I have allowed others to make me feel bad about my thoughts or feelings. I may change my feelings and mind several times a day. Nothing is set in stone!! You have no right to make someone feel badly if they are feeling differently from what you believe. And you allow no one to harm you by their words or lack of knowledge.
I have a right just as you do to say what I think, but when you attack someone for their feelings, which have not caused you harm, you need to become aware of your reactions. There is a reason that we communicate without judgement. Just because you feel differently doesn’t give you the right to be uncompassionate. When someone triggers us, it is because we have a memory we have suppressed that is trying to heal.

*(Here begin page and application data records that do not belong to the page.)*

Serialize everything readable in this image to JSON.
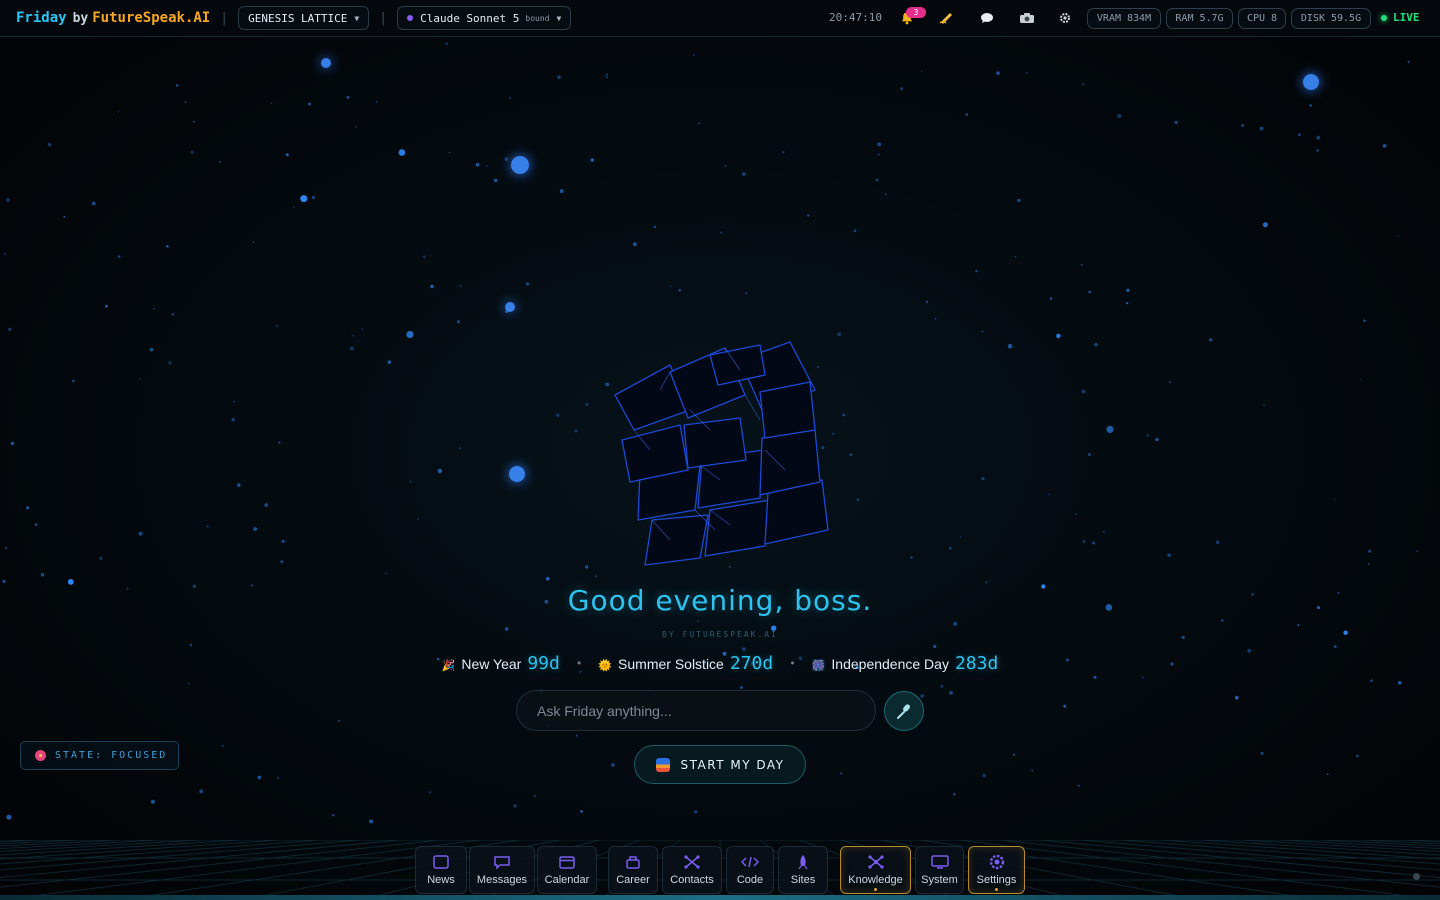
{
  "brand": {
    "name": "Friday",
    "by": "by",
    "company": "FutureSpeak.AI"
  },
  "topbar": {
    "separator": "|",
    "workspace": "GENESIS LATTICE",
    "model": {
      "name": "Claude Sonnet 5",
      "tag": "bound"
    },
    "clock": "20:47:10",
    "notification_count": "3",
    "icons": [
      "bell-icon",
      "hand-writing-icon",
      "chat-bubble-icon",
      "camera-icon",
      "gear-icon"
    ],
    "stats": {
      "vram": "VRAM 834M",
      "ram": "RAM 5.7G",
      "cpu": "CPU 8",
      "disk": "DISK 59.5G"
    },
    "live": "LIVE"
  },
  "main": {
    "greeting": "Good evening, boss.",
    "byline": "BY FUTURESPEAK.AI",
    "countdowns": [
      {
        "icon": "🎉",
        "label": "New Year",
        "value": "99d"
      },
      {
        "icon": "🌞",
        "label": "Summer Solstice",
        "value": "270d"
      },
      {
        "icon": "🎆",
        "label": "Independence Day",
        "value": "283d"
      }
    ],
    "countdown_separator": "•",
    "ask_placeholder": "Ask Friday anything...",
    "start_button": "START MY DAY"
  },
  "state": {
    "label": "STATE: FOCUSED"
  },
  "dock": {
    "items": [
      {
        "label": "News",
        "icon": "newspaper-icon"
      },
      {
        "label": "Messages",
        "icon": "message-icon"
      },
      {
        "label": "Calendar",
        "icon": "calendar-icon"
      },
      {
        "label": "Career",
        "icon": "briefcase-icon"
      },
      {
        "label": "Contacts",
        "icon": "network-icon"
      },
      {
        "label": "Code",
        "icon": "code-icon"
      },
      {
        "label": "Sites",
        "icon": "rocket-icon"
      },
      {
        "label": "Knowledge",
        "icon": "graph-icon",
        "active": true
      },
      {
        "label": "System",
        "icon": "monitor-icon"
      },
      {
        "label": "Settings",
        "icon": "settings-icon",
        "active": true
      }
    ]
  },
  "colors": {
    "accent": "#2dc3ef",
    "brand_orange": "#f5a623",
    "live_green": "#1fe07d",
    "badge_pink": "#e52d8a",
    "active_border": "#b98a2a"
  }
}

No one may make you feel badly. Only you can allow someone to make you feel the way you do. I have learned that sometimes there is no use in reasoning with those who want to blame or attack instead of listening with their heart. We can listen with compassion and know when it is time to stay and be present, or when it is time to walk away.

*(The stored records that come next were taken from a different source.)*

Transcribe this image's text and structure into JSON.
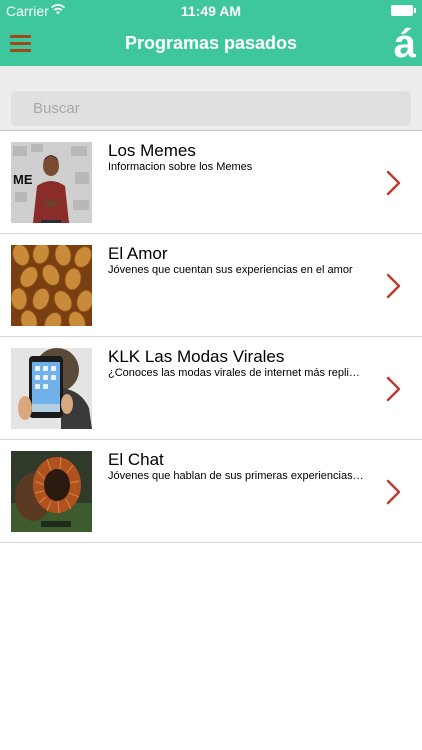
{
  "status_bar": {
    "carrier": "Carrier",
    "time": "11:49 AM"
  },
  "nav": {
    "title": "Programas pasados",
    "logo": "á",
    "menu_icon": "hamburger-icon"
  },
  "search": {
    "placeholder": "Buscar",
    "value": ""
  },
  "programs": [
    {
      "title": "Los Memes",
      "description": "Informacion sobre los Memes",
      "thumbnail": "man-presenting-memes",
      "thumb_text": "ME"
    },
    {
      "title": "El Amor",
      "description": "Jóvenes que cuentan sus experiencias en el amor",
      "thumbnail": "almonds"
    },
    {
      "title": "KLK Las Modas Virales",
      "description": "¿Conoces las modas virales de internet más replica…",
      "thumbnail": "person-holding-tablet"
    },
    {
      "title": "El Chat",
      "description": "Jóvenes que hablan de sus primeras experiencias c…",
      "thumbnail": "copper-coil"
    }
  ],
  "colors": {
    "header": "#3ec79d",
    "menu_icon": "#a2491c",
    "chevron": "#c0392b",
    "search_bg": "#ededed"
  }
}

“When love and compassion are present in us, and we send them outward, then that is truly prayer.” Thich Nhat Hanh
I pray for those who I have had to walk away from, and I hope I helped them to become aware or those things inside that they need to embrace and heal for themselves.
“People have a hard time letting go of their suffering. Out of fear of the unknown, they prefer suffering that is familiar.” Thich Nhat Hanh
I learn as I go. I want to learn the lessons and grow from them. Even when I am attacked for my compassion, my awareness, or when I am hurt by those, I thought was a new friend. I learn from them. I learn how to allow myself to grow from the experiences.
There would have been a time I would question myself, but I don’t do that anymore, and I question what the others are going through. That is compassion, being mindful and aware.
Life is learning every day and being excited about those lessons. I’ll leave you with these last thoughts.
“Love is the capacity to take care, to protect, to nourish. If you are not capable of generating that kind of energy toward yourself — if you are not capable of taking care of yourself, or nourishing yourself, or protecting yourself — it is very difficult to take care of another person.” Thich Nhat Hanh
It may be sad to have to walk away from another human being, but when they do not want to be mindful of their own actions and want to blame or strike out at someone else, it is time to move away gently and allow them to find their own way to self compassion.
Love is healing and powerful. Yet is can be used like anything else to do harm. I am not perfect, nor do I want to be. I am ever changing, evolving, listening, learning, becoming aware, protecting, honoring, respecting, creating, becoming.
There are many types of loves, and you may experience many different ones in a day.
I am breathing in; 1, 2, 3, 4, Hold, 1, 2, 3, 4, 5, 6, 7, I am breathing out 1, 2, 3, 4, 5, 6, 7, 8. I am aware of my breath. Repeat. Slow down become aware, mindful, compassionate. Or you may throw away the very thing you wanted.